A majority of cells around the bronchioles and in the alveolar interstitium are CD68+ cells and represent both alveolar macrophages and recruited monocytes from the arteries and capillaries. These cells are a rich source of many soluble factors and their role in RSV clearance and in the regulation of subsequent immune responses deserves further study.

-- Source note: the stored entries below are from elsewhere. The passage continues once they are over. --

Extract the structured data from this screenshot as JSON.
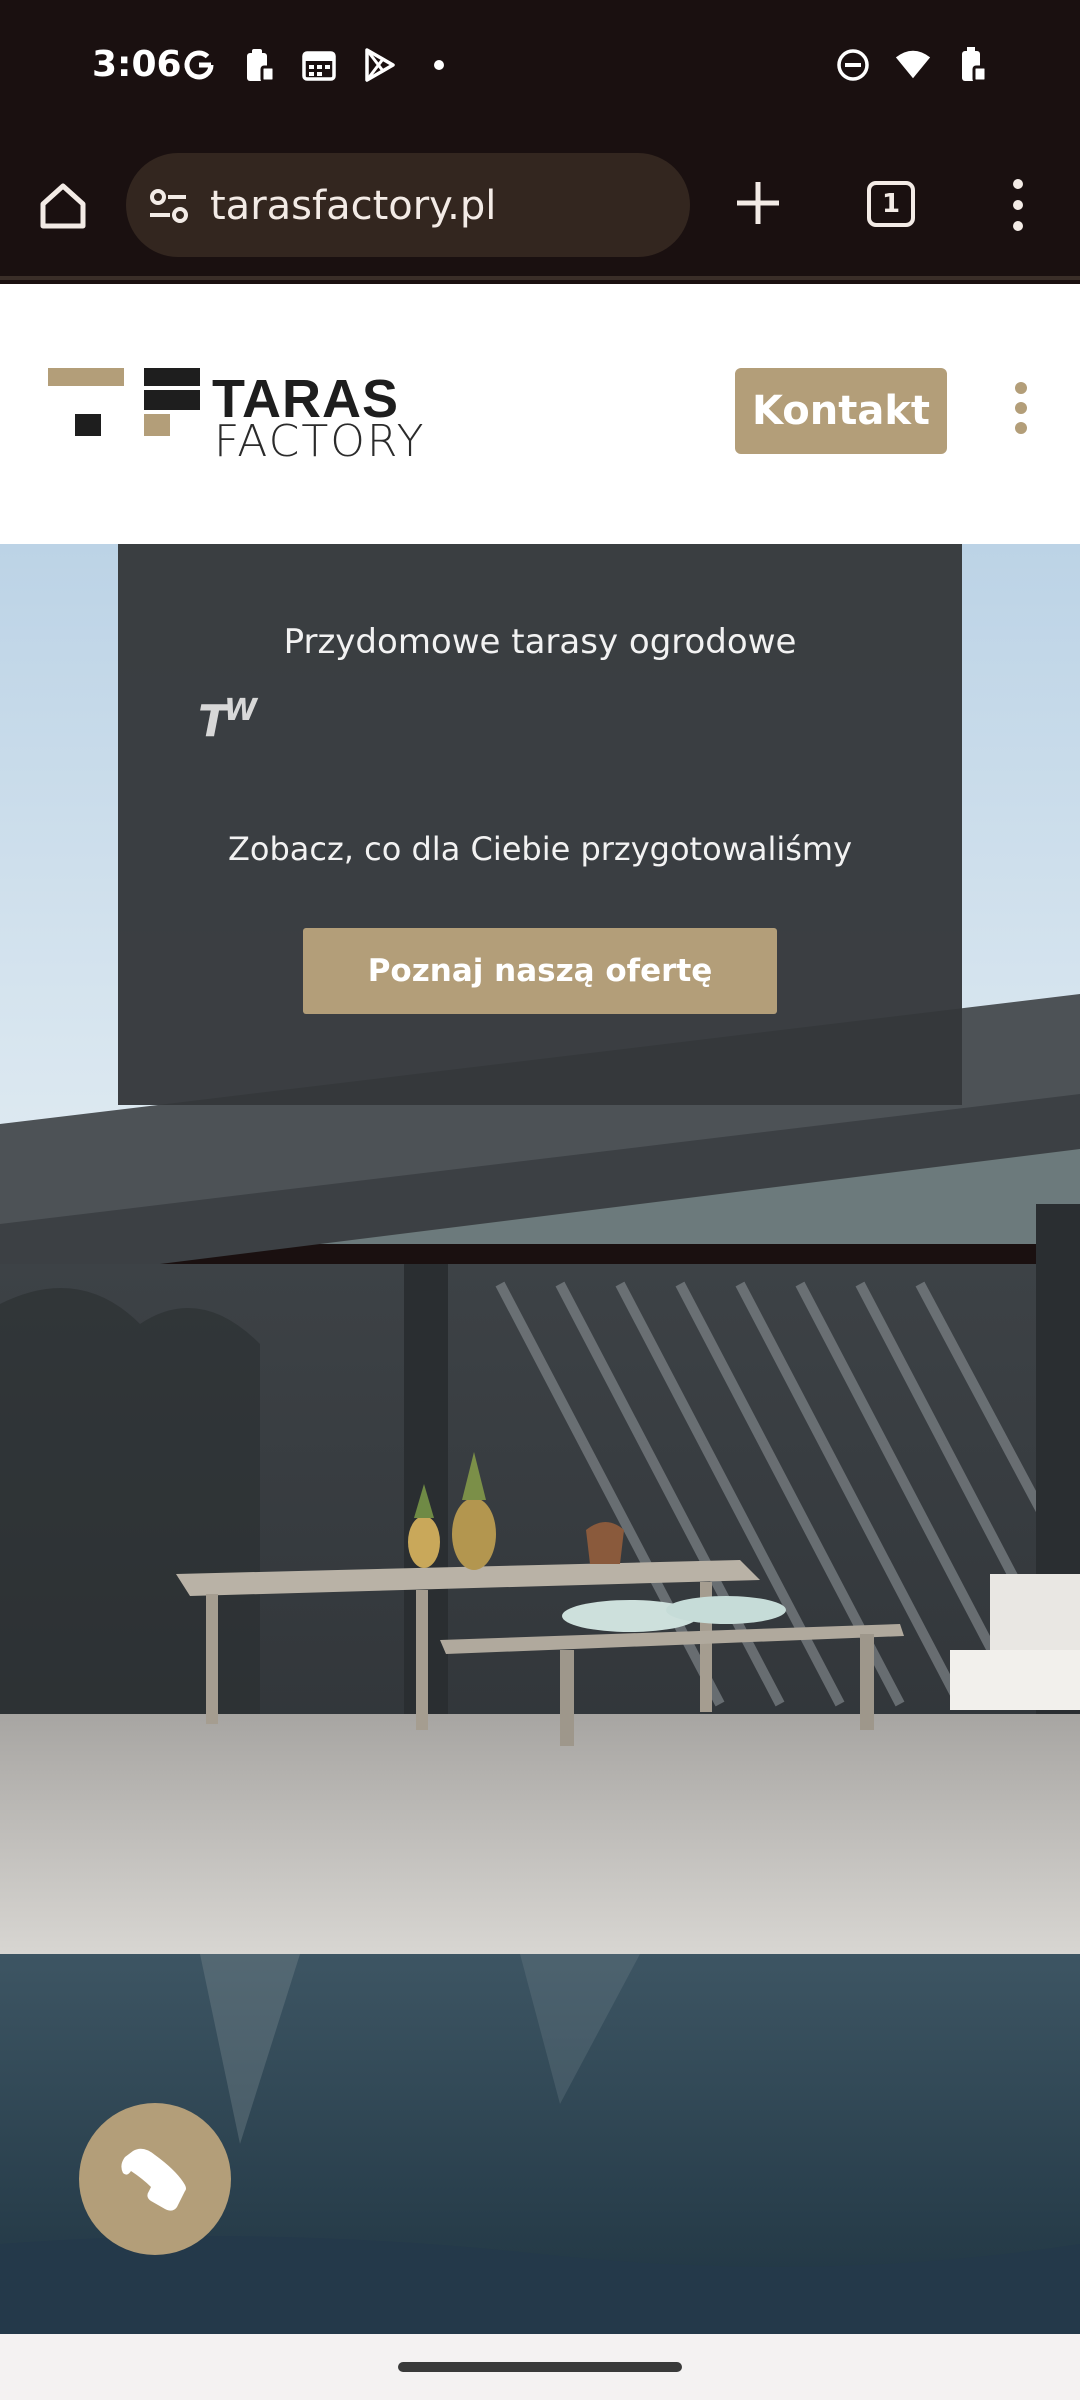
{
  "status_bar": {
    "time": "3:06",
    "left_icons": [
      "google-g-icon",
      "clipboard-icon",
      "calendar-icon",
      "play-store-icon",
      "dot-icon"
    ],
    "right_icons": [
      "do-not-disturb-icon",
      "wifi-icon",
      "battery-icon"
    ]
  },
  "browser": {
    "url": "tarasfactory.pl",
    "tab_count": "1"
  },
  "site": {
    "logo_line1": "TARAS",
    "logo_line2": "FACTORY",
    "contact_label": "Kontakt",
    "brand_color": "#b39e79"
  },
  "hero": {
    "title": "Przydomowe tarasy ogrodowe",
    "tw_t": "T",
    "tw_w": "W",
    "subtitle": "Zobacz, co dla Ciebie przygotowaliśmy",
    "cta_label": "Poznaj naszą ofertę"
  }
}
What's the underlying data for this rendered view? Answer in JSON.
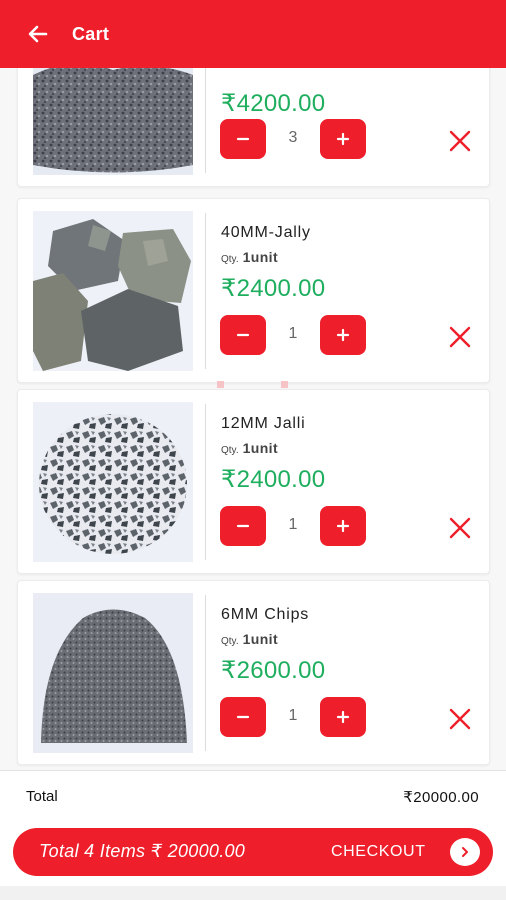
{
  "appbar": {
    "title": "Cart",
    "back_icon": "arrow-left-icon"
  },
  "colors": {
    "accent": "#ee1f2b",
    "price": "#1fae5e"
  },
  "cart": {
    "items": [
      {
        "name": "",
        "qty_label": "",
        "qty_value": "",
        "price": "₹4200.00",
        "quantity": "3",
        "image": "stone-dust-photo"
      },
      {
        "name": "40MM-Jally",
        "qty_label": "Qty.",
        "qty_value": "1unit",
        "price": "₹2400.00",
        "quantity": "1",
        "image": "large-rocks-photo"
      },
      {
        "name": "12MM Jalli",
        "qty_label": "Qty.",
        "qty_value": "1unit",
        "price": "₹2400.00",
        "quantity": "1",
        "image": "gravel-photo"
      },
      {
        "name": "6MM Chips",
        "qty_label": "Qty.",
        "qty_value": "1unit",
        "price": "₹2600.00",
        "quantity": "1",
        "image": "chips-photo"
      }
    ]
  },
  "total": {
    "label": "Total",
    "value": "₹20000.00"
  },
  "checkout": {
    "summary": "Total 4 Items ₹ 20000.00",
    "label": "CHECKOUT",
    "icon": "chevron-right-icon"
  }
}
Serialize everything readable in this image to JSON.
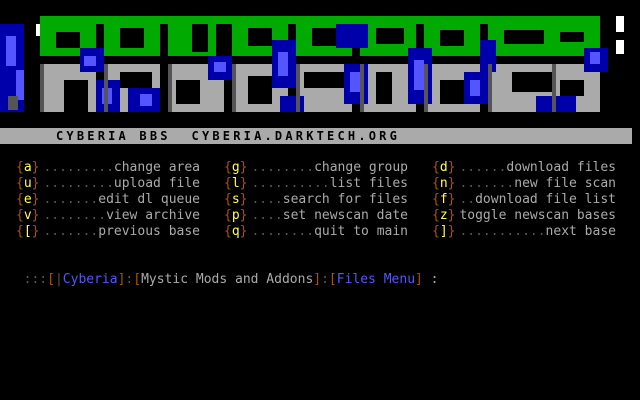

CD3+ lymphocytes were the second most prevalent cells around the bronchioles, and interestingly the majority are double-negative. Further definition of this cell population may be important for understanding RSV pathogenesis. Possible explanations for this population include double-negative T-regulatory cells (DN Tregs)25 that have not been studied in RSV infection; NK T cells that have been noted in the murine model of RSV;26 or γδ T cells that have not been identified in lungs of RSV-infected mice27 or BRSV-infected cattle.28 CD3+CD8+ cells were also present, particularly in the interstitial alveolar infiltrates and associated with areas of virus-infected cells. There were very few CD4+ T cells present in the inflammatory infiltrates. The magnitude of lymphocytes in the peribronchiolar infiltrates contrasts sharply with a study of bronchial lavage samples,19 in which CD3+ T cells were not present in BAL fluid in infected infants. The prominence of CD8+ T cells in the peribronchiolar and alveolar interstitial infiltrate is consistent with the correlation of CD8+ T cells with virus clearance and illness in the murine model of RSV29 and the bovine model of BRSV.28

In summary, we have presented the pathology of acute RSV infection in four infants that did not receive modern medical interventions. We have demonstrated that virus infects both the bronchial and alveolar epithelium, and that obstruction of small airways from epithelial projections, inflammatory debris, edema, or compression by lymphoid aggregates in the BALT may be an important component of disease pathogenesis. In addition, the different patterns of polymorphonuclear leukocyte distribution concentrated in and around the airway compared with the diffuse distribution of mononuclear cells throughout the airway and lung parenchyma should be considered in the development of treatment approaches for airway hyperreactivity and pneumonitis induced by RSV infection. We have shown that the monocytes, double-negative T-lymphocytes, and CD8+ T-lymphocytes are the primary cellular immune responses to human RSV infection detectable in lung parenchyma. The role of the monocytes and CD3+ double-negative T cells needs to be better defined, and this pattern of immune response should be considered in vaccine approaches for preventing RSV infection.